Brannan played twice in 1998, appearing 10 times versus Michigan State and Purdue as a specialist on the kickoff and kickoff return teams.
Following the 1999 Gator Bowl, Brannan's hard-working ethic and determined approach were recognized with an athletic scholarship.
"I was excited. It was always a goal of mine knowing that I could do something to help my parents after they have helped me for so many years. My freshman year Kevin Caretta was an unbelievable contributor and I knew that he was awarded a scholarship for his efforts. I always admired how he had done it and wanted to follow his lead," Brannan said.
Brannan's role expanded in 1999. Playing inside linebacker versus Michigan and Arizona State, he appeared another 28 times on special teams over six games.
A similar mix of contributions is expected in the 2000 campaign as Brannan's versatility enabled a switch to drop outside linebacker following the squad's first August scrimmage.
"It seemed like every practice he makes a big hit and shows up to play," says Boiman.
"If I wanted to play sports out in the backyard when I was little I had to play with my brother and his friends," responds Brannan.
"They were five years older and wouldn't take it easy on me. That definitely helped me. My brother would always try to toughen me up."
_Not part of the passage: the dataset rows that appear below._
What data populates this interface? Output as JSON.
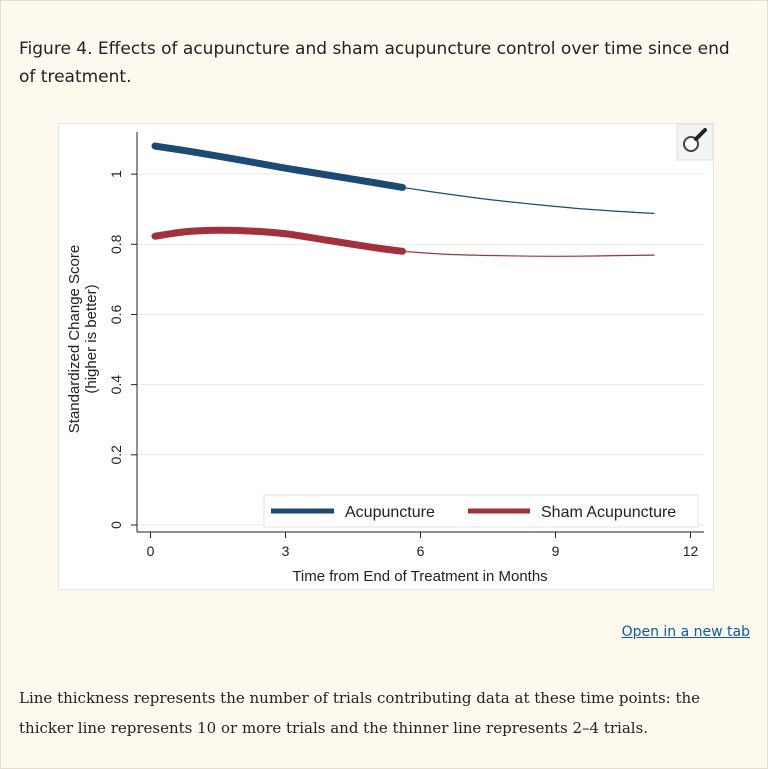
{
  "figure": {
    "title": "Figure 4. Effects of acupuncture and sham acupuncture control over time since end of treatment.",
    "open_link": "Open in a new tab",
    "footnote": "Line thickness represents the number of trials contributing data at these time points: the thicker line represents 10 or more trials and the thinner line represents 2–4 trials.",
    "zoom_icon": "magnifier-icon"
  },
  "chart_data": {
    "type": "line",
    "xlabel": "Time from End of Treatment in Months",
    "ylabel": "Standardized Change Score",
    "ylabel_sub": "(higher is better)",
    "xlim": [
      -0.3,
      12.3
    ],
    "ylim": [
      -0.02,
      1.12
    ],
    "xticks": [
      0,
      3,
      6,
      9,
      12
    ],
    "xtick_labels": [
      "0",
      "3",
      "6",
      "9",
      "12"
    ],
    "yticks": [
      0,
      0.2,
      0.4,
      0.6,
      0.8,
      1
    ],
    "ytick_labels": [
      "0",
      "0.2",
      "0.4",
      "0.6",
      "0.8",
      "1"
    ],
    "grid": true,
    "legend_position": "bottom-right",
    "thick_line_note": "10 or more trials",
    "thin_line_note": "2–4 trials",
    "series": [
      {
        "name": "Acupuncture",
        "color": "#1b4a72",
        "thick": {
          "x": [
            0.1,
            1,
            2,
            3,
            4,
            5,
            5.6
          ],
          "y": [
            1.08,
            1.062,
            1.04,
            1.017,
            0.996,
            0.975,
            0.962
          ]
        },
        "thin": {
          "x": [
            5.6,
            6.5,
            7.5,
            8.5,
            9.5,
            10.5,
            11.2
          ],
          "y": [
            0.962,
            0.945,
            0.928,
            0.914,
            0.902,
            0.893,
            0.888
          ]
        }
      },
      {
        "name": "Sham Acupuncture",
        "color": "#a3313b",
        "thick": {
          "x": [
            0.1,
            0.8,
            1.5,
            2.2,
            3,
            4,
            5,
            5.6
          ],
          "y": [
            0.823,
            0.836,
            0.84,
            0.838,
            0.83,
            0.81,
            0.79,
            0.78
          ]
        },
        "thin": {
          "x": [
            5.6,
            6.5,
            7.5,
            8.5,
            9.5,
            10.5,
            11.2
          ],
          "y": [
            0.78,
            0.772,
            0.768,
            0.766,
            0.766,
            0.768,
            0.769
          ]
        }
      }
    ]
  }
}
The genes for toughness and competitiveness can probably be traced somewhere far back in the Brannan family bloodlines, as both brother Billy and father Bill played linebacker at Villanova. Regardless, Anthony possesses that uncanny ability to carry his competitive edge from the practice field to the game.
It is definitely very mental in trying to stay focused and make sure you remember all your alignments, assignments, and checks. I think the key is confidence and knowing that you know what to do. It comes across in the way you act and the way you play."
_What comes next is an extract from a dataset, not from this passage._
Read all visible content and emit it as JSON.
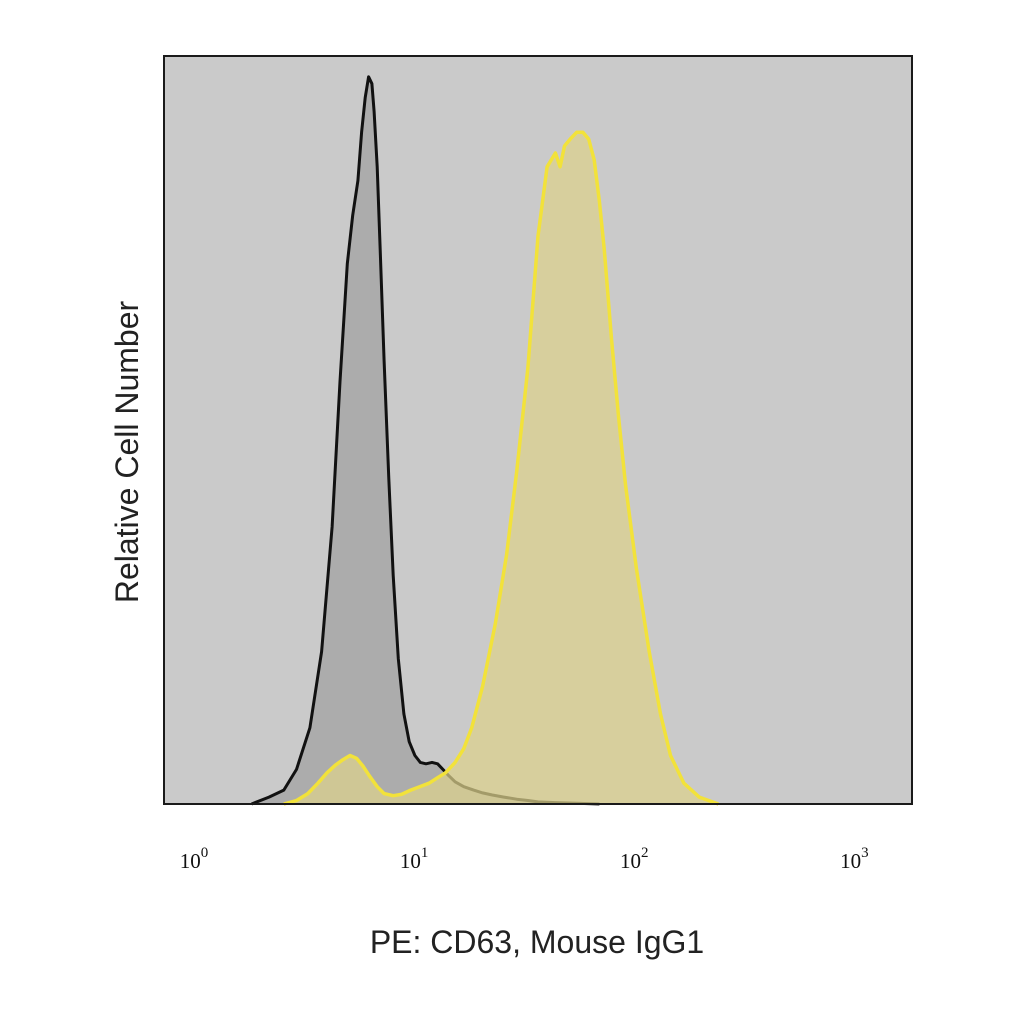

Brannan's confidence comes across in the way he acts off the field as well.
An American studies and computer applications double major, Brannan somehow finds time to volunteer for South Bend's Center for the Homeless, works as a tutor to area children and actively participate in Iron Strengthens Iron, a campus Inter-Denominational Christian group, among other social causes.
"I room with him now and know he has read the Bible cover to cover and sometimes goes to Church more than just once a week," says former walk-on and specialist/wide receiver Johnathan Hebert.
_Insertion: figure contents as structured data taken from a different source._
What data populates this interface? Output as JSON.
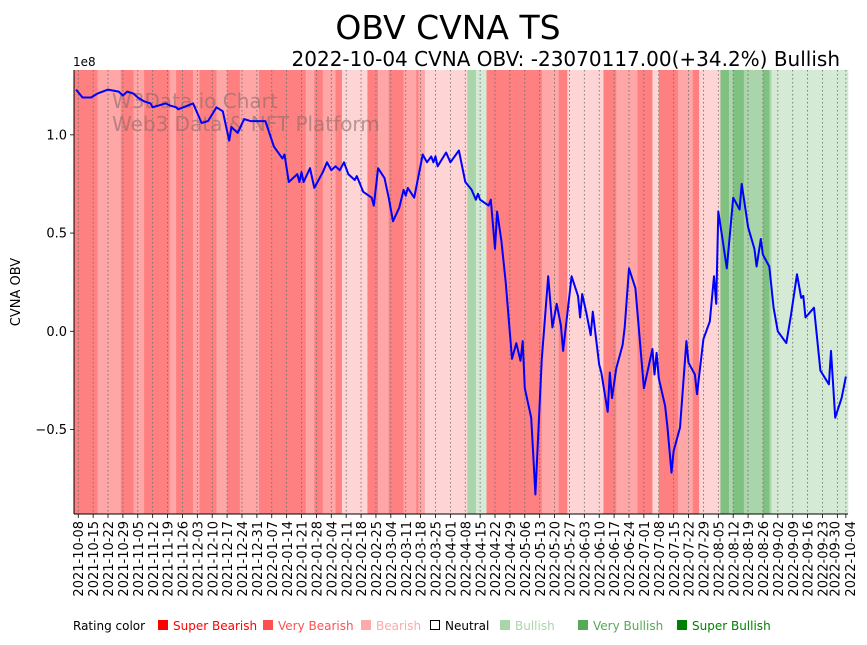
{
  "chart_data": {
    "type": "line",
    "title": "OBV CVNA TS",
    "subtitle": "2022-10-04 CVNA OBV: -23070117.00(+34.2%) Bullish",
    "ylabel": "CVNA OBV",
    "y_scale_label": "1e8",
    "y_multiplier": 100000000,
    "xlim": [
      "2021-10-06",
      "2022-10-05"
    ],
    "ylim": [
      -0.93,
      1.33
    ],
    "y_ticks": [
      {
        "v": 1.0,
        "label": "1.0"
      },
      {
        "v": 0.5,
        "label": "0.5"
      },
      {
        "v": 0.0,
        "label": "0.0"
      },
      {
        "v": -0.5,
        "label": "−0.5"
      }
    ],
    "x_ticks": [
      "2021-10-08",
      "2021-10-15",
      "2021-10-22",
      "2021-10-29",
      "2021-11-05",
      "2021-11-12",
      "2021-11-19",
      "2021-11-26",
      "2021-12-03",
      "2021-12-10",
      "2021-12-17",
      "2021-12-24",
      "2021-12-31",
      "2022-01-07",
      "2022-01-14",
      "2022-01-21",
      "2022-01-28",
      "2022-02-04",
      "2022-02-11",
      "2022-02-18",
      "2022-02-25",
      "2022-03-04",
      "2022-03-11",
      "2022-03-18",
      "2022-03-25",
      "2022-04-01",
      "2022-04-08",
      "2022-04-15",
      "2022-04-22",
      "2022-04-29",
      "2022-05-06",
      "2022-05-13",
      "2022-05-20",
      "2022-05-27",
      "2022-06-03",
      "2022-06-10",
      "2022-06-17",
      "2022-06-24",
      "2022-07-01",
      "2022-07-08",
      "2022-07-15",
      "2022-07-22",
      "2022-07-29",
      "2022-08-05",
      "2022-08-12",
      "2022-08-19",
      "2022-08-26",
      "2022-09-02",
      "2022-09-09",
      "2022-09-16",
      "2022-09-23",
      "2022-09-30",
      "2022-10-04"
    ],
    "grid": "vertical dotted",
    "watermark": [
      "W3Data.io Chart",
      "Web3 Data & NFT Platform"
    ],
    "series": [
      {
        "name": "CVNA OBV",
        "color": "#0000ff",
        "points": [
          [
            "2021-10-07",
            1.23
          ],
          [
            "2021-10-10",
            1.19
          ],
          [
            "2021-10-14",
            1.19
          ],
          [
            "2021-10-17",
            1.21
          ],
          [
            "2021-10-22",
            1.23
          ],
          [
            "2021-10-27",
            1.22
          ],
          [
            "2021-10-29",
            1.2
          ],
          [
            "2021-10-31",
            1.22
          ],
          [
            "2021-11-03",
            1.21
          ],
          [
            "2021-11-05",
            1.19
          ],
          [
            "2021-11-08",
            1.17
          ],
          [
            "2021-11-11",
            1.16
          ],
          [
            "2021-11-12",
            1.14
          ],
          [
            "2021-11-18",
            1.16
          ],
          [
            "2021-11-20",
            1.15
          ],
          [
            "2021-11-23",
            1.14
          ],
          [
            "2021-11-24",
            1.13
          ],
          [
            "2021-12-01",
            1.16
          ],
          [
            "2021-12-05",
            1.06
          ],
          [
            "2021-12-08",
            1.07
          ],
          [
            "2021-12-12",
            1.14
          ],
          [
            "2021-12-15",
            1.12
          ],
          [
            "2021-12-18",
            0.97
          ],
          [
            "2021-12-19",
            1.04
          ],
          [
            "2021-12-22",
            1.01
          ],
          [
            "2021-12-25",
            1.08
          ],
          [
            "2021-12-28",
            1.07
          ],
          [
            "2021-12-31",
            1.07
          ],
          [
            "2022-01-04",
            1.07
          ],
          [
            "2022-01-08",
            0.94
          ],
          [
            "2022-01-12",
            0.88
          ],
          [
            "2022-01-13",
            0.9
          ],
          [
            "2022-01-15",
            0.76
          ],
          [
            "2022-01-19",
            0.8
          ],
          [
            "2022-01-20",
            0.76
          ],
          [
            "2022-01-21",
            0.81
          ],
          [
            "2022-01-22",
            0.76
          ],
          [
            "2022-01-25",
            0.83
          ],
          [
            "2022-01-27",
            0.73
          ],
          [
            "2022-01-31",
            0.81
          ],
          [
            "2022-02-02",
            0.86
          ],
          [
            "2022-02-04",
            0.82
          ],
          [
            "2022-02-06",
            0.84
          ],
          [
            "2022-02-08",
            0.82
          ],
          [
            "2022-02-10",
            0.86
          ],
          [
            "2022-02-12",
            0.8
          ],
          [
            "2022-02-15",
            0.77
          ],
          [
            "2022-02-16",
            0.79
          ],
          [
            "2022-02-19",
            0.71
          ],
          [
            "2022-02-23",
            0.68
          ],
          [
            "2022-02-24",
            0.64
          ],
          [
            "2022-02-26",
            0.83
          ],
          [
            "2022-03-01",
            0.78
          ],
          [
            "2022-03-03",
            0.68
          ],
          [
            "2022-03-05",
            0.56
          ],
          [
            "2022-03-08",
            0.63
          ],
          [
            "2022-03-10",
            0.72
          ],
          [
            "2022-03-11",
            0.69
          ],
          [
            "2022-03-12",
            0.73
          ],
          [
            "2022-03-15",
            0.68
          ],
          [
            "2022-03-19",
            0.9
          ],
          [
            "2022-03-21",
            0.86
          ],
          [
            "2022-03-23",
            0.89
          ],
          [
            "2022-03-24",
            0.86
          ],
          [
            "2022-03-25",
            0.89
          ],
          [
            "2022-03-26",
            0.84
          ],
          [
            "2022-03-30",
            0.91
          ],
          [
            "2022-04-01",
            0.86
          ],
          [
            "2022-04-05",
            0.92
          ],
          [
            "2022-04-08",
            0.76
          ],
          [
            "2022-04-11",
            0.72
          ],
          [
            "2022-04-13",
            0.67
          ],
          [
            "2022-04-14",
            0.7
          ],
          [
            "2022-04-15",
            0.67
          ],
          [
            "2022-04-19",
            0.64
          ],
          [
            "2022-04-20",
            0.67
          ],
          [
            "2022-04-22",
            0.42
          ],
          [
            "2022-04-23",
            0.61
          ],
          [
            "2022-04-25",
            0.46
          ],
          [
            "2022-04-27",
            0.25
          ],
          [
            "2022-04-30",
            -0.14
          ],
          [
            "2022-05-02",
            -0.06
          ],
          [
            "2022-05-04",
            -0.15
          ],
          [
            "2022-05-05",
            -0.05
          ],
          [
            "2022-05-06",
            -0.29
          ],
          [
            "2022-05-09",
            -0.44
          ],
          [
            "2022-05-11",
            -0.83
          ],
          [
            "2022-05-14",
            -0.14
          ],
          [
            "2022-05-17",
            0.28
          ],
          [
            "2022-05-19",
            0.02
          ],
          [
            "2022-05-21",
            0.14
          ],
          [
            "2022-05-23",
            0.03
          ],
          [
            "2022-05-24",
            -0.1
          ],
          [
            "2022-05-28",
            0.28
          ],
          [
            "2022-05-31",
            0.18
          ],
          [
            "2022-06-01",
            0.07
          ],
          [
            "2022-06-02",
            0.19
          ],
          [
            "2022-06-04",
            0.09
          ],
          [
            "2022-06-06",
            -0.02
          ],
          [
            "2022-06-07",
            0.1
          ],
          [
            "2022-06-10",
            -0.17
          ],
          [
            "2022-06-11",
            -0.21
          ],
          [
            "2022-06-14",
            -0.41
          ],
          [
            "2022-06-15",
            -0.21
          ],
          [
            "2022-06-16",
            -0.34
          ],
          [
            "2022-06-18",
            -0.19
          ],
          [
            "2022-06-21",
            -0.07
          ],
          [
            "2022-06-22",
            0.02
          ],
          [
            "2022-06-24",
            0.32
          ],
          [
            "2022-06-27",
            0.22
          ],
          [
            "2022-07-01",
            -0.29
          ],
          [
            "2022-07-05",
            -0.09
          ],
          [
            "2022-07-06",
            -0.22
          ],
          [
            "2022-07-07",
            -0.11
          ],
          [
            "2022-07-08",
            -0.24
          ],
          [
            "2022-07-11",
            -0.38
          ],
          [
            "2022-07-12",
            -0.48
          ],
          [
            "2022-07-14",
            -0.72
          ],
          [
            "2022-07-15",
            -0.61
          ],
          [
            "2022-07-18",
            -0.49
          ],
          [
            "2022-07-21",
            -0.05
          ],
          [
            "2022-07-22",
            -0.16
          ],
          [
            "2022-07-25",
            -0.22
          ],
          [
            "2022-07-26",
            -0.32
          ],
          [
            "2022-07-29",
            -0.04
          ],
          [
            "2022-08-01",
            0.05
          ],
          [
            "2022-08-03",
            0.28
          ],
          [
            "2022-08-04",
            0.14
          ],
          [
            "2022-08-05",
            0.61
          ],
          [
            "2022-08-07",
            0.47
          ],
          [
            "2022-08-09",
            0.32
          ],
          [
            "2022-08-12",
            0.68
          ],
          [
            "2022-08-15",
            0.62
          ],
          [
            "2022-08-16",
            0.75
          ],
          [
            "2022-08-19",
            0.53
          ],
          [
            "2022-08-22",
            0.42
          ],
          [
            "2022-08-23",
            0.33
          ],
          [
            "2022-08-25",
            0.47
          ],
          [
            "2022-08-26",
            0.39
          ],
          [
            "2022-08-29",
            0.33
          ],
          [
            "2022-08-31",
            0.12
          ],
          [
            "2022-09-02",
            0.0
          ],
          [
            "2022-09-06",
            -0.06
          ],
          [
            "2022-09-08",
            0.07
          ],
          [
            "2022-09-11",
            0.29
          ],
          [
            "2022-09-13",
            0.17
          ],
          [
            "2022-09-14",
            0.18
          ],
          [
            "2022-09-15",
            0.07
          ],
          [
            "2022-09-19",
            0.12
          ],
          [
            "2022-09-22",
            -0.2
          ],
          [
            "2022-09-26",
            -0.27
          ],
          [
            "2022-09-27",
            -0.1
          ],
          [
            "2022-09-29",
            -0.44
          ],
          [
            "2022-10-02",
            -0.34
          ],
          [
            "2022-10-04",
            -0.2307
          ]
        ]
      }
    ],
    "rating_bands": [
      [
        "2021-10-06",
        "2021-10-17",
        "super_bearish"
      ],
      [
        "2021-10-17",
        "2021-10-28",
        "very_bearish"
      ],
      [
        "2021-10-28",
        "2021-11-03",
        "super_bearish"
      ],
      [
        "2021-11-03",
        "2021-11-08",
        "very_bearish"
      ],
      [
        "2021-11-08",
        "2021-11-20",
        "super_bearish"
      ],
      [
        "2021-11-20",
        "2021-11-23",
        "very_bearish"
      ],
      [
        "2021-11-23",
        "2021-12-01",
        "super_bearish"
      ],
      [
        "2021-12-01",
        "2021-12-04",
        "very_bearish"
      ],
      [
        "2021-12-04",
        "2021-12-12",
        "super_bearish"
      ],
      [
        "2021-12-12",
        "2021-12-17",
        "very_bearish"
      ],
      [
        "2021-12-17",
        "2021-12-23",
        "super_bearish"
      ],
      [
        "2021-12-23",
        "2022-01-01",
        "very_bearish"
      ],
      [
        "2022-01-01",
        "2022-01-23",
        "super_bearish"
      ],
      [
        "2022-01-23",
        "2022-01-27",
        "very_bearish"
      ],
      [
        "2022-01-27",
        "2022-01-31",
        "super_bearish"
      ],
      [
        "2022-01-31",
        "2022-02-06",
        "very_bearish"
      ],
      [
        "2022-02-06",
        "2022-02-09",
        "super_bearish"
      ],
      [
        "2022-02-09",
        "2022-02-21",
        "bearish"
      ],
      [
        "2022-02-21",
        "2022-02-26",
        "super_bearish"
      ],
      [
        "2022-02-26",
        "2022-03-03",
        "very_bearish"
      ],
      [
        "2022-03-03",
        "2022-03-10",
        "super_bearish"
      ],
      [
        "2022-03-10",
        "2022-03-16",
        "very_bearish"
      ],
      [
        "2022-03-16",
        "2022-03-17",
        "super_bearish"
      ],
      [
        "2022-03-17",
        "2022-03-20",
        "very_bearish"
      ],
      [
        "2022-03-20",
        "2022-04-09",
        "bearish"
      ],
      [
        "2022-04-09",
        "2022-04-13",
        "very_bullish"
      ],
      [
        "2022-04-13",
        "2022-04-18",
        "bullish"
      ],
      [
        "2022-04-18",
        "2022-05-14",
        "super_bearish"
      ],
      [
        "2022-05-14",
        "2022-05-22",
        "very_bearish"
      ],
      [
        "2022-05-22",
        "2022-05-26",
        "super_bearish"
      ],
      [
        "2022-05-26",
        "2022-06-12",
        "bearish"
      ],
      [
        "2022-06-12",
        "2022-06-18",
        "super_bearish"
      ],
      [
        "2022-06-18",
        "2022-06-28",
        "very_bearish"
      ],
      [
        "2022-06-28",
        "2022-07-05",
        "super_bearish"
      ],
      [
        "2022-07-05",
        "2022-07-08",
        "bearish"
      ],
      [
        "2022-07-08",
        "2022-07-17",
        "super_bearish"
      ],
      [
        "2022-07-17",
        "2022-07-24",
        "very_bearish"
      ],
      [
        "2022-07-24",
        "2022-07-27",
        "super_bearish"
      ],
      [
        "2022-07-27",
        "2022-08-06",
        "bearish"
      ],
      [
        "2022-08-06",
        "2022-08-10",
        "super_bullish"
      ],
      [
        "2022-08-10",
        "2022-08-12",
        "very_bullish"
      ],
      [
        "2022-08-12",
        "2022-08-17",
        "super_bullish"
      ],
      [
        "2022-08-17",
        "2022-08-26",
        "very_bullish"
      ],
      [
        "2022-08-26",
        "2022-08-29",
        "super_bullish"
      ],
      [
        "2022-08-29",
        "2022-08-30",
        "very_bullish"
      ],
      [
        "2022-08-30",
        "2022-10-05",
        "bullish"
      ]
    ],
    "band_colors": {
      "super_bearish": "#ff8080",
      "very_bearish": "#ffa6a6",
      "bearish": "#ffd4d4",
      "bullish": "#d4ead4",
      "very_bullish": "#aad5aa",
      "super_bullish": "#80c080"
    },
    "legend": {
      "title": "Rating color",
      "placement": "bottom",
      "items": [
        {
          "key": "super_bearish",
          "label": "Super Bearish",
          "color": "#ff0000"
        },
        {
          "key": "very_bearish",
          "label": "Very Bearish",
          "color": "#ff5050"
        },
        {
          "key": "bearish",
          "label": "Bearish",
          "color": "#ffaaaa"
        },
        {
          "key": "neutral",
          "label": "Neutral",
          "color": "#000000"
        },
        {
          "key": "bullish",
          "label": "Bullish",
          "color": "#aad5aa"
        },
        {
          "key": "very_bullish",
          "label": "Very Bullish",
          "color": "#55aa55"
        },
        {
          "key": "super_bullish",
          "label": "Super Bullish",
          "color": "#008000"
        }
      ]
    }
  }
}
"He is one of the most morally upstanding people I have ever met. I have never seen him do anything wrong."
"There is definitely a lot of fellowship among teammates and especially for me personally with my family," says Brannan.
"Every Friday before the game Coach (Desmond) Robinson does the Fellowship for Christian Athletes. I just love how you elevate the sport of football to a different level when you're doing it all for the Lord. We're on such a big stage that it is a great way to get that across to other people."
Such insight parallels Brannan's unique perspective on his college experience.
"What an opportunity it is to come here and have all these people wanting to give you information," says Brannan.
"Their purpose is to help you make yourself better in the classroom and on the field. I am constantly reminded to take full advantage of it while it is going on. I feel so blessed to be here. When I was little I was a big fan of Notre Dame, but then I really didn't think about where I was going to go to college too much. Now I know it is the perfect place for me. God sort of did all the work and it all came together."
"He is such a leader by example," says Hebert.
"He is one of a few walk-ons to play in games. That is a testament to how hard he works in a practices and what kind of a football player he is. During workouts he wouldn't just do the basics but he did everything he could, which is 100 percent evident to all the walk-ons. He has his accomplishments to back him up."
"I don't know if I have an influence," says Brannan.
"I just do everything in my power to be the best Christian and best football player. It goes back to the rock. I can do all things through Christ and I believe that in all my heart. Nothing is impossible."